Estar de volta a Portugal, como aconteceu comigo na época natalícia e na passagem do ano, é uma sensação maravilhosa para quem vive fora do país. Quando estamos fora de Portugal representamos não só aquilo que somos, como tentamos ser ainda melhores. Procuramos fazer melhor do que já fizemos, até porque estamos a representar o nosso país.

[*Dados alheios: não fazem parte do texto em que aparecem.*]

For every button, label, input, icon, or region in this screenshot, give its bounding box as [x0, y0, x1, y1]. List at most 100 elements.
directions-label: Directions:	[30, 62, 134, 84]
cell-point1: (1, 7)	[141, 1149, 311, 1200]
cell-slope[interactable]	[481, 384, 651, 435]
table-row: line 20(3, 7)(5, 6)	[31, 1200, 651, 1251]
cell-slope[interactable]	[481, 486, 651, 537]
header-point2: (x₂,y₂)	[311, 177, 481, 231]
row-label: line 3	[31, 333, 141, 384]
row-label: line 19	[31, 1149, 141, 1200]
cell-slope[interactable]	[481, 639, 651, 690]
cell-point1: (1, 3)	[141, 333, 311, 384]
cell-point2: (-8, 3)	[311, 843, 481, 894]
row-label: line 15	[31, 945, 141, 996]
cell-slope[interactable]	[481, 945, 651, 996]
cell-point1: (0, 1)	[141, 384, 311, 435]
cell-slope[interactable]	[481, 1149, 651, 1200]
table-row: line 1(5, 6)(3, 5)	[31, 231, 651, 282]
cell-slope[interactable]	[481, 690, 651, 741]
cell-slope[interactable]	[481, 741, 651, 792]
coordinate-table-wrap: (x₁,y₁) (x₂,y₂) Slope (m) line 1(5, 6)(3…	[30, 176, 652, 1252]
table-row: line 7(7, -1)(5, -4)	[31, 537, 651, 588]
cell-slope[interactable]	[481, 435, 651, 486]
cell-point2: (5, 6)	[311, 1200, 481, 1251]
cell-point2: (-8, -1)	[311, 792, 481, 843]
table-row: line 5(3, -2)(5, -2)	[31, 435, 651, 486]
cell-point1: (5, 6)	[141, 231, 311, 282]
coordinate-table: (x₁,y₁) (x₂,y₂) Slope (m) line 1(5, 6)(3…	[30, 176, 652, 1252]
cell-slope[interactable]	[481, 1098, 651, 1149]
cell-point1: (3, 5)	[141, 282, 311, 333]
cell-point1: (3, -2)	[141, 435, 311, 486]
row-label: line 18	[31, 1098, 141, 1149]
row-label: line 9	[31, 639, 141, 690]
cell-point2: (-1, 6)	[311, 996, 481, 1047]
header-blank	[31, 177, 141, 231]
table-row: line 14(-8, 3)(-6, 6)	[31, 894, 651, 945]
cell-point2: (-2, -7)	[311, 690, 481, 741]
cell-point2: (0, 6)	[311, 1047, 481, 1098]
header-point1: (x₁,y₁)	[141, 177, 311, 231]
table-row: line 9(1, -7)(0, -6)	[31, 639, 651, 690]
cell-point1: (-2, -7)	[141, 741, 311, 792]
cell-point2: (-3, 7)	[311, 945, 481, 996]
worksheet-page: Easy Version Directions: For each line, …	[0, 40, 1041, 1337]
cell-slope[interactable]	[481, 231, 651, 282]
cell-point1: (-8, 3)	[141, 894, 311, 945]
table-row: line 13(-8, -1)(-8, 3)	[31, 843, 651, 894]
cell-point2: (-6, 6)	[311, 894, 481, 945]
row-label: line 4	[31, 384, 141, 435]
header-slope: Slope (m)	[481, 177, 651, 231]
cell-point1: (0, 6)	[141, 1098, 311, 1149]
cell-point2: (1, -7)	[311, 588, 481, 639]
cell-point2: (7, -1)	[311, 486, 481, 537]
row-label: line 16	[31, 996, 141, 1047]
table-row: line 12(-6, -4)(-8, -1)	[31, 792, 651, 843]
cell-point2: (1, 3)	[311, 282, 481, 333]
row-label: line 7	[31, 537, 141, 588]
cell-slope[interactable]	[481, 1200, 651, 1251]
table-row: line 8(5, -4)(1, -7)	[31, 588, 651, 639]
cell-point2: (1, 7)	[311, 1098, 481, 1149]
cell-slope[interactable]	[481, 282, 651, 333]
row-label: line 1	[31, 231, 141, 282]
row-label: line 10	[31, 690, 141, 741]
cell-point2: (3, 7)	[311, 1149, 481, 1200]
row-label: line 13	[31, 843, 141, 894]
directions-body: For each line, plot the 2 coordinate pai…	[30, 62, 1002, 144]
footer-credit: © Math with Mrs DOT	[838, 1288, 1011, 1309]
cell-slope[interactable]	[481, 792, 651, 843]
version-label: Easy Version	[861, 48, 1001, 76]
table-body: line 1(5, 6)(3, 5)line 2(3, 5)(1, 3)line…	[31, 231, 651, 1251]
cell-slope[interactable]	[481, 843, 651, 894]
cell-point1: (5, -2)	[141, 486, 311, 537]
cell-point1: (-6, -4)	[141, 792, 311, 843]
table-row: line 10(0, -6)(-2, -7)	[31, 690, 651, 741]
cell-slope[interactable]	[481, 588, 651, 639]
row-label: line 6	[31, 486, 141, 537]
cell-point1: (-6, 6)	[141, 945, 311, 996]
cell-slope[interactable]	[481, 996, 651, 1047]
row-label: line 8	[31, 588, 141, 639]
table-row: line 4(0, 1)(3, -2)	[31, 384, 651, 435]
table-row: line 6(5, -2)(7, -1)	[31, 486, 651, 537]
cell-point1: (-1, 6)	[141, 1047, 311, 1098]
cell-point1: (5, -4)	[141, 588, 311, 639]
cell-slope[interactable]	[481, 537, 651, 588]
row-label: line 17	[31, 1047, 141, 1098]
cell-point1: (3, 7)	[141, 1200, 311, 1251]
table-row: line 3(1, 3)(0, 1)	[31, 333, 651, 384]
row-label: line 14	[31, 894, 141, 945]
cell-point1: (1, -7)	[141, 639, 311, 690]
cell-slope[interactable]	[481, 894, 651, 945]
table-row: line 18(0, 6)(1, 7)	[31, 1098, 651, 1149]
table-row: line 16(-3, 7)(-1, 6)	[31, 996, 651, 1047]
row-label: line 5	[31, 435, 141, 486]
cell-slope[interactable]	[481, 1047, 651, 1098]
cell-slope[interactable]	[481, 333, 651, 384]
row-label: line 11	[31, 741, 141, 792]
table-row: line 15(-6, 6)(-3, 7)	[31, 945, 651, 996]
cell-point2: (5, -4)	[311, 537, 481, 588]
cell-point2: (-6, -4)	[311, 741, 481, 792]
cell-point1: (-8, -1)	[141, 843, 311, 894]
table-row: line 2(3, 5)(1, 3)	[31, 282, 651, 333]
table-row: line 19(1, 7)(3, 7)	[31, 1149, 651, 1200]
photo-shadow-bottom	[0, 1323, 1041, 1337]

No passado, já o fiz várias vezes, pois estive no estrangeiro quer com a camisola da Seleção Nacional quer como treinador e aquilo que estou a fazer atualmente na Índia é quase como que o resultado de ter lançado sementes das coisas todas que considerei serem importantes na minha vida. As sementes da educação, as sementes do desporto, as sementes das qualidades que não têm só a ver com o facto de quem tem ou não tem jeito para praticar basquetebol ou para praticar desporto, mas todas as outras coisas que o desporto ensina, de uma forma direta para o próprio desporto e indireta para a vida. E que são os valores.

Os cargos ou as promoções somos nós que as fazemos e se eu, Carlos Barroca, consigo ser hoje vice-presidente da NBA e ter responsabilidades em toda a Ásia, acho que a mensagem mais importante que posso passar, sobretudo aos mais novos, é que as oportunidades existem, as oportunidades somos nós que as criamos todos os dias, pela paixão com que trabalhamos, pela paixão com que estudamos, pela paixão com que nos entregamos às tarefas. Porque fazer as tarefas friamente qualquer um as faz, fazer as tarefas ou desempenhar cargos ou desempenhar funções apaixonadamente é onde cada um de nós vai marcar a diferença. E é nisso que os portugueses são fantásticos.

Somos pequenos na dimensão do que é o nosso território, mas enormes naquilo que fizemos ao longo de séculos e o que conseguimos com a nossa expansão pelo mundo fora. Essas características do nosso povo deixam-me orgulhoso de ser português. E sinto-me orgulhoso por ter as raízes que tenho, de ter nascido em África – num Moçambique que era português na altura e que hoje é um país fantástico –, de ter crescido em Portugal, de jogar basquetebol, de fazer o meu curso, de fazer mil coisas ao mesmo tempo e de achar que é possível fazer tantas coisas, é possível sonhar, é possível ter ilusões e chegar à conclusão que nunca se pode dizer que não é possível fazer isto ou aquilo.

Se querem fazer coisas atirem-se de cabeça, porque o Mundo está aí para ser agarrado, as oportunidades estão aí para serem vividas e todos nós temos a capacidade – assim o desejemos mesmo – de fazer muito mais do que estar apenas à espera de que a vida nos caia nos braços ou que as oportunidades nos sejam dadas. Se queremos ter oportunidades, é ir à luta e correr atrás delas.

É esta a minha mensagem desde a Índia. E só me resta desejar a todos os leitores de Record, e desta nova revista, que tenham um 2016... FAAANTÁSTICO!"